Serviços crescem 2% no semestre, mas ritmo da economia perde força
Setor mantém atividade próxima do recorde, enquanto turismo recua 3,4% em junho
O setor de serviços encerrou os primeiros seis meses de 2026 com crescimento de 2% frente ao mesmo período do ano passado, segundo dados divulgados nesta quarta-feira (12) pelo Instituto Brasileiro de Geografia e Estatística (IBGE). Em junho, porém, a atividade ficou estável em relação a maio. Na comparação anual, houve avanço de 2%, enquanto o resultado acumulado em 12 meses chegou a 2,6%.
O desempenho do segundo trimestre também foi positivo, mas em ritmo moderado: a atividade cresceu 0,4% em relação aos três primeiros meses do ano. Com o resultado de junho, o setor está 19,9% acima do nível registrado antes da pandemia de covid-19, em fevereiro de 2020, e ficou apenas 0,3% abaixo do recorde alcançado em outubro de 2025.
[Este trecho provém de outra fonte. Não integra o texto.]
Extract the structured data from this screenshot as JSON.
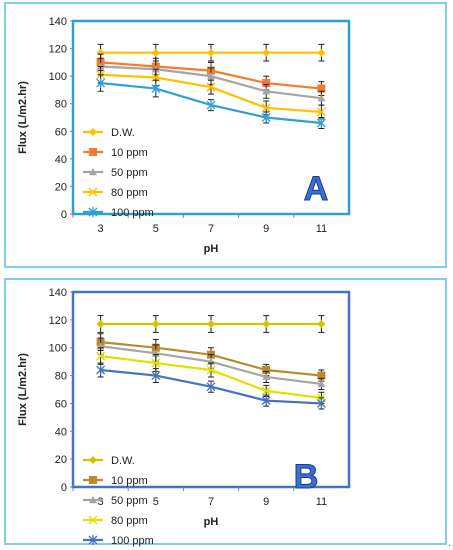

A trajetória ao longo de 2026 mostra um cenário de pouca aceleração. Depois de permanecer estável em janeiro, o setor avançou 0,1% em fevereiro, recuou 1% em março, voltou a crescer 1,2% em abril e caiu 0,2% em maio. Em junho, não houve variação. Para Rodrigo Lobo, gerente da pesquisa do IBGE, os números indicam uma atividade próxima do nível máximo, mas sem uma tendência clara de alta ou queda.
Comunicação e informação lideram altas
Entre os cinco grandes segmentos acompanhados pela Pesquisa Mensal de Serviços (PMS), três apresentaram crescimento no primeiro semestre em relação ao mesmo período de 2025. Serviços de informação e comunicação tiveram a maior expansão, de 6,8%, seguidos por serviços profissionais, administrativos e complementares, com 2,4%, e serviços prestados às famílias, que cresceram 2%.
Na direção contrária, o grupo de transportes, serviços auxiliares aos transportes e correio registrou queda de 1,2%. Já o segmento classificado como outros serviços permaneceu estável. Considerando os 166 tipos de atividades acompanhados pelo IBGE, 47,6% apresentaram crescimento na comparação entre os primeiros semestres de 2026 e 2025.
Apesar do resultado positivo, o ritmo de expansão está abaixo do observado no mesmo período do ano passado. No primeiro semestre de 2025, o setor acumulava crescimento de 2,7%. A avaliação do pesquisador do IBGE é de que o comportamento atual representa uma desaceleração na intensidade do crescimento, sem configurar, até o momento, uma trajetória de retração.
Turismo recua em junho
O desempenho das atividades turísticas foi menos favorável. O índice que acompanha o segmento registrou queda de 3,4% em junho na comparação com maio. No acumulado de 2026, o recuo é de 0,9%, enquanto em 12 meses o setor ainda apresenta alta de 1%.
O indicador reúne 22 atividades relacionadas ao turismo, entre elas hotéis, agências de viagens, bufês e transporte aéreo de passageiros. Mesmo com a queda recente, o segmento permanece 6,6% acima do nível registrado antes da pandemia, mas está 6,2% abaixo do maior patamar da série, alcançado em dezembro de 2024.
A pesquisa acompanha o desempenho do turismo em 17 unidades da Federação, entre elas Goiás, além do Distrito Federal, São Paulo, Rio de Janeiro, Minas Gerais, Paraná, Santa Catarina, Rio Grande do Sul, Bahia, Pernambuco, Ceará, Espírito Santo, Amazonas, Pará, Mato Grosso, Alagoas e Rio Grande do Norte.